To incentivize people to enter the camp, Greek authorities announced that the country’s asylum service would only process claims from those inside and distributed leaflets printed in several languages with additional information about the camp.
But rumors spread quickly, and many fear their phones will be confiscated on entry, that conditions inside are bad, and that they will be detained there indefinitely.
“We came [to Greece] for a better situation,” said Madina, an Afghan woman living under a bamboo shelter along the highway with her 18-year-old daughter Rehana. “I’d rather die than go back to a camp.” As we spoke, women and children marched up and down the road, chanting “No camp, freedom.”
Currently, those inside the camp are not permitted to leave under any circumstance, according to Alexandros Ragavas, the spokesperson for the Greek Ministry for Migration and Asylum, who said he could not clarify how long the camp would be locked down.
It is also unclear how long the site will be in use, local NGOs said. Greek authorities have called it a temporary measure until a new permanent facility is built, but according to a report by local news site Stonisi, the Ministry for Migration and Asylum paid €2.9 million to secure the site until 2025.
Conditions at the new facility are less than ideal, according to Stephan Oberreti, MSF’s head of mission, who said there is no water or electricity yet at the camp. “If this is another Moria with better tents, with people kept for months on end in bad conditions, that’s not good enough,” he said.
Opposition to the new facility is also strong among locals and NGOs. Stratis Kytelis, the mayor of Mytilini, a town near Moria, said his constituents were dead set against keeping migrants on the island indefinitely. “We cannot hold the burden anymore,” he said. “This is the will of the people of Mytilini, but also of the refugees and migrants. They want to leave.”
Thomas von der Osten-Sacken of Stand by Me Lesbos, a local NGO, said the idea of a permanent structure to handle asylum claims is not a bad one in itself. But the facility would need to have functioning amenities and ensure migrants are not stuck there for months on end, something many don’t trust the Greek government to be able to guarantee.

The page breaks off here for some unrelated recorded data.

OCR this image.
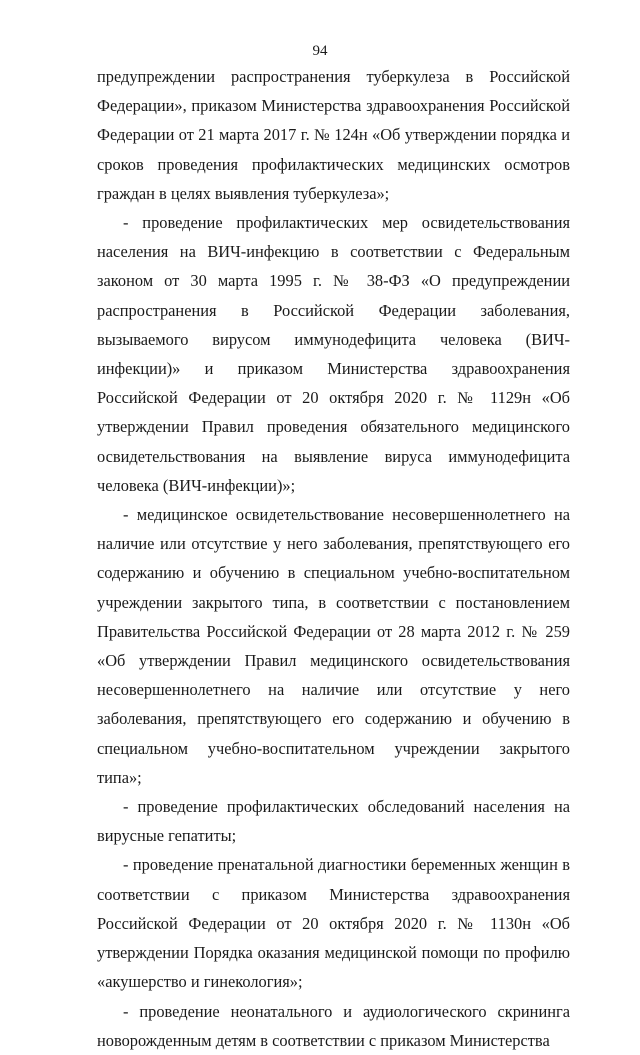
94

предупреждении распространения туберкулеза в Российской Федерации», приказом Министерства здравоохранения Российской Федерации от 21 марта 2017 г. № 124н «Об утверждении порядка и сроков проведения профилактических медицинских осмотров граждан в целях выявления туберкулеза»;

- проведение профилактических мер освидетельствования населения на ВИЧ-инфекцию в соответствии с Федеральным законом от 30 марта 1995 г. № 38-ФЗ «О предупреждении распространения в Российской Федерации заболевания, вызываемого вирусом иммунодефицита человека (ВИЧ-инфекции)» и приказом Министерства здравоохранения Российской Федерации от 20 октября 2020 г. № 1129н «Об утверждении Правил проведения обязательного медицинского освидетельствования на выявление вируса иммунодефицита человека (ВИЧ-инфекции)»;

- медицинское освидетельствование несовершеннолетнего на наличие или отсутствие у него заболевания, препятствующего его содержанию и обучению в специальном учебно-воспитательном учреждении закрытого типа, в соответствии с постановлением Правительства Российской Федерации от 28 марта 2012 г. № 259 «Об утверждении Правил медицинского освидетельствования несовершеннолетнего на наличие или отсутствие у него заболевания, препятствующего его содержанию и обучению в специальном учебно-воспитательном учреждении закрытого типа»;

- проведение профилактических обследований населения на вирусные гепатиты;

- проведение пренатальной диагностики беременных женщин в соответствии с приказом Министерства здравоохранения Российской Федерации от 20 октября 2020 г. № 1130н «Об утверждении Порядка оказания медицинской помощи по профилю «акушерство и гинекология»;

- проведение неонатального и аудиологического скрининга новорожденным детям в соответствии с приказом Министерства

Ultimately, the future of Lesvos and its neighboring islands depends on whether a permanent relocation mechanism can be negotiated at an EU level to distribute new arrivals among EU countries, said Angeliki Dimitriadi, a senior research fellow specializing in migration at the Hellenic Foundation for European and Foreign Policy (ELIAMEP).
The issue has been the greatest sticking point within the bloc since the 2015 migrant crisis, with some EU governments fiercely opposed to so-called quotas on how many migrants to take in.
Even if Greek authorities succeed in getting migrants off the islands — the government has said 6,000 of the migrants on Lesvos would be transferred to the mainland by Christmas, and the rest by Easter — the one-off solution would not solve the underlying problem, which is a lack of a streamlined system to deal with new arrivals, according to Dimitriadi. As that is not something that is necessarily in the EU’s interest, NGOs aren’t hopeful this will happen, she said.
“The hotspots in Greece have evolved because of mismanagement, but also as a message of deterrence that was backed by the EU and its member states,” said Dimitriadi. “And this is a message the EU does not want to shift away from.”